One Runner's New Year's Resolutions

It's a common occurrence in the media and elsewhere to disparage the idea of making New Year's Resolutions. Their rationale is that no one keeps them anyway so why bother doing so? To me this is flawed reasoning.You mean,just because you didn't keep them in the past it is not worthwhile to ever again consider or write down things that you wish to do or change about yourself? It is as they say,worthy.Change happens and any direction taken towards positive change is a good thing. What follows is a list of resolutions one runner has made,what are yours going to be?
1. I will follow my training schedule all the way through this year. I am not going to drift off into some type of free form,do as I please routine midway through as I have done in recent years.How can I reap the racing benefits if I don't follow the plan?
2.I will actually use a training log.This is one I've been telling myself I'm going to do for years.I begin with good intentions but get lazy and undisciplined and gradually give up, telling myself that a log is really not necessary.I say this despite the fact that runners much better than myself  use one.Once again,it all boils down to discipline.

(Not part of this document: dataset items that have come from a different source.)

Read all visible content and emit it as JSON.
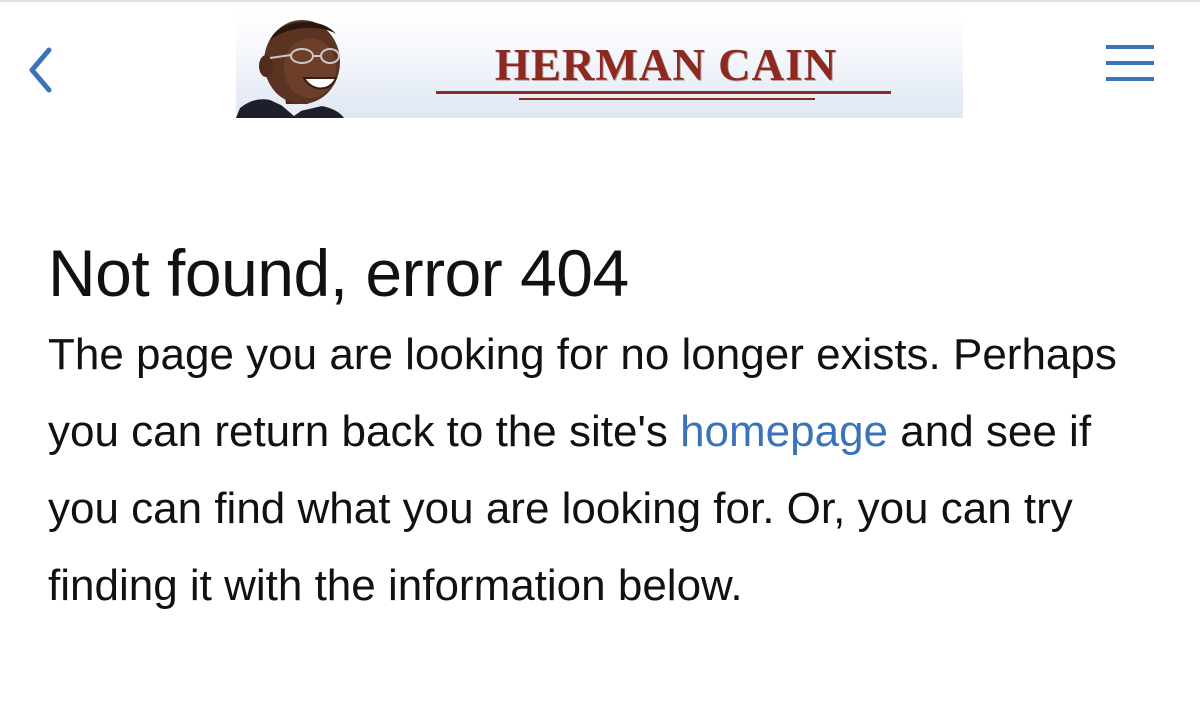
{
  "header": {
    "back_icon": "chevron-left-icon",
    "menu_icon": "hamburger-menu-icon",
    "accent_color": "#3b73b9",
    "banner": {
      "title": "HERMAN CAIN",
      "title_color": "#8c2a22"
    }
  },
  "main": {
    "heading": "Not found, error 404",
    "paragraph": {
      "part1": "The page you are looking for no longer exists. Perhaps you can return back to the site's ",
      "link_text": "homepage",
      "part2": " and see if you can find what you are looking for. Or, you can try finding it with the information below."
    }
  }
}
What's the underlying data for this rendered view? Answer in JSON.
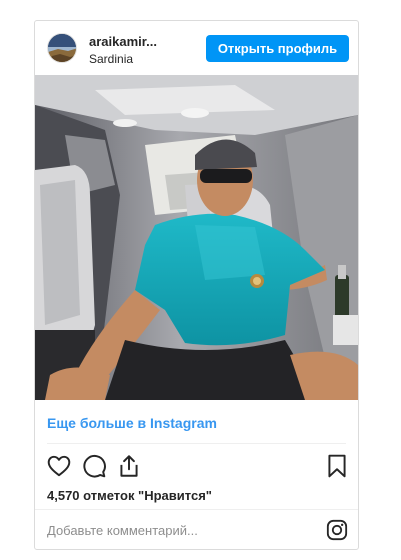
{
  "post": {
    "username": "araikamir...",
    "location": "Sardinia",
    "follow_label": "Открыть профиль",
    "more_link": "Еще больше в Instagram",
    "likes_text": "4,570 отметок \"Нравится\"",
    "comment_placeholder": "Добавьте комментарий..."
  },
  "icons": {
    "like": "heart-outline-icon",
    "comment": "comment-bubble-icon",
    "share": "share-upload-icon",
    "save": "bookmark-outline-icon",
    "brand": "instagram-icon"
  },
  "colors": {
    "accent": "#0095f6",
    "link": "#3897f0"
  }
}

3.I will make a concerted effort to go under 3 hours for the marathon one more time. Isn't that the benchmark for us average Joe runners?  It takes planning and total commitment but the journey to that goal makes us better runners and people,if,we allow it to.
4.I will seek out new places to train.I wouldn't say that 'familiarity breeds contempt' but it's good to challenge ourselves with new areas and terrains.As I said the other day,runners tend to be creatures of habit and that may not always be a good thing.

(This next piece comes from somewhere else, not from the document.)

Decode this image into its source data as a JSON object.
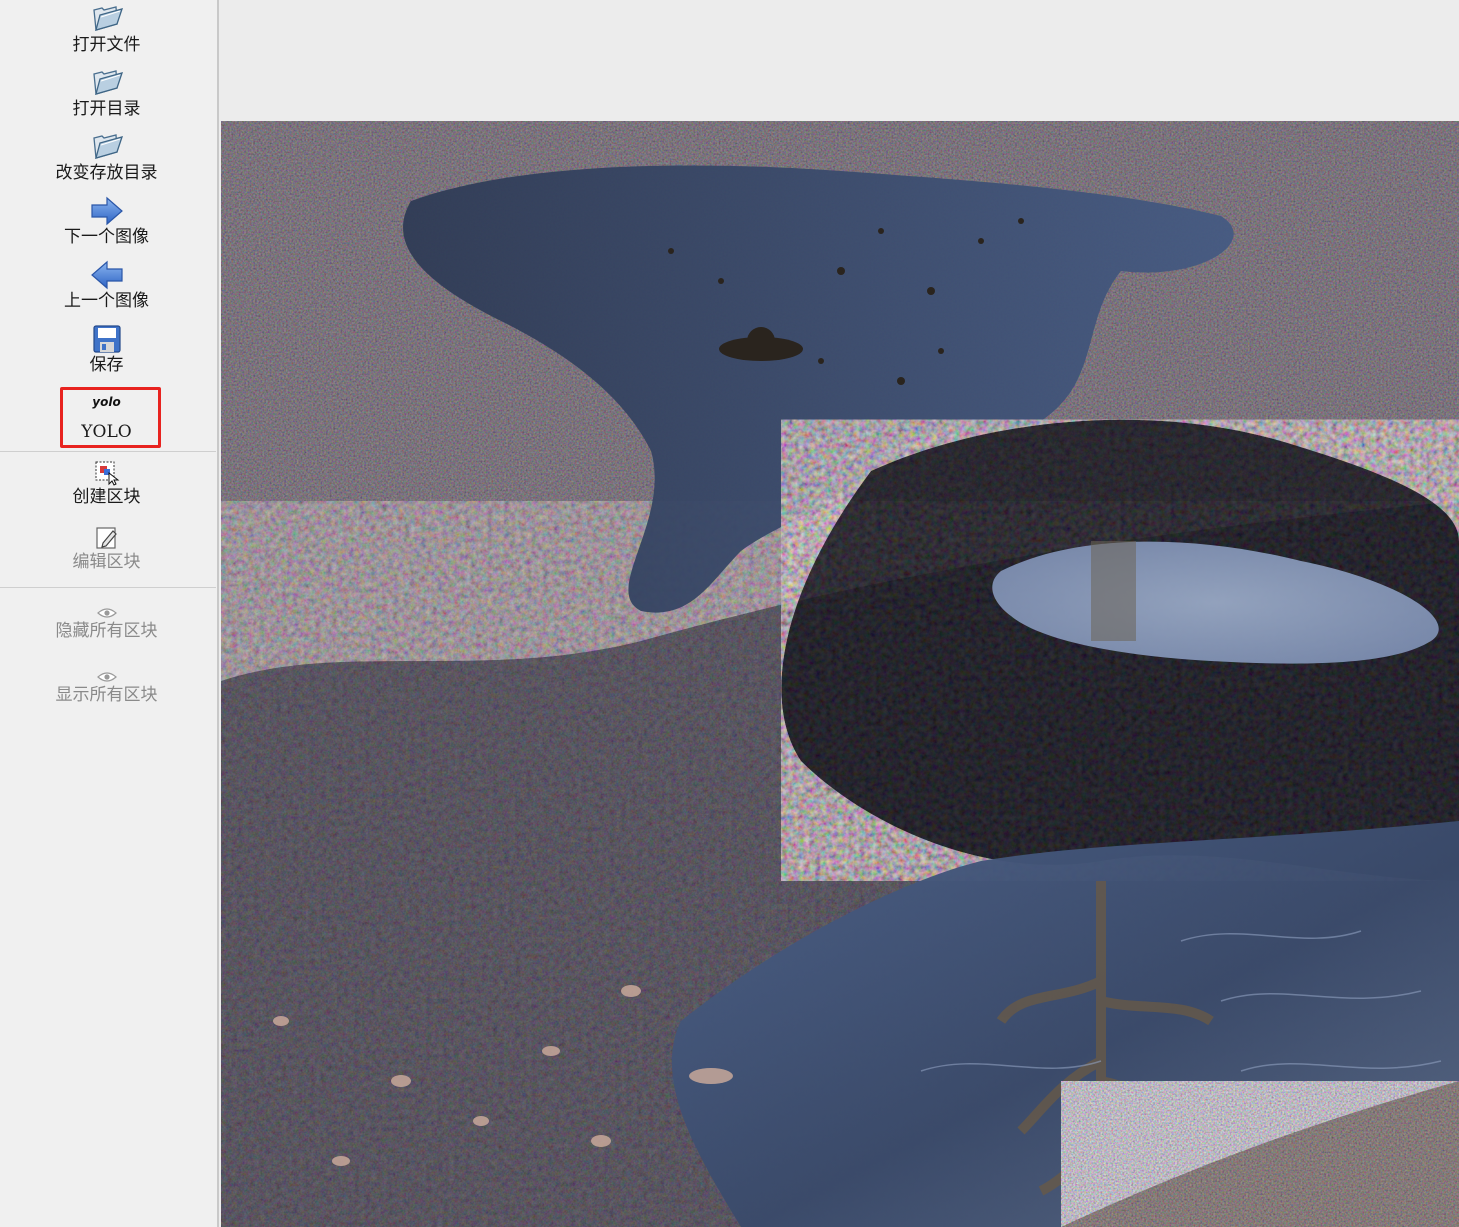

5.I will try running different types of races.Once again,it is essential for runners to venture out of their comfort zone from time to time.
6.I will stick with a regular and appropriate weight training routine.It is a proven, essential part of a runner's training regimen, that among other things,contributes to a runner being less likely to become injured.
7.I will not drink alcohol to excess.Why am I still doing this? You'd think I was addicted or something.
8.I will stop eating junk foods and foods that have no real nutritional value.I will also not overeat which is more destructive to one's health then most people realize.
9.I will give something back to the running community. As a runner I am overly concerned with ME,my training,my diet,my races,etc. I will volunteer to help at some local road races or mentor some novice runners or...........
10.I will reread the greatest running bio ever written, Pre! by Tom Jordan. It will inspire and remind me of what guts,passion and total commitment really are.I'll read the book slowly and thoughtfully,considering each word. I'll also at some point watch the DVD on his life, Fire on the Track.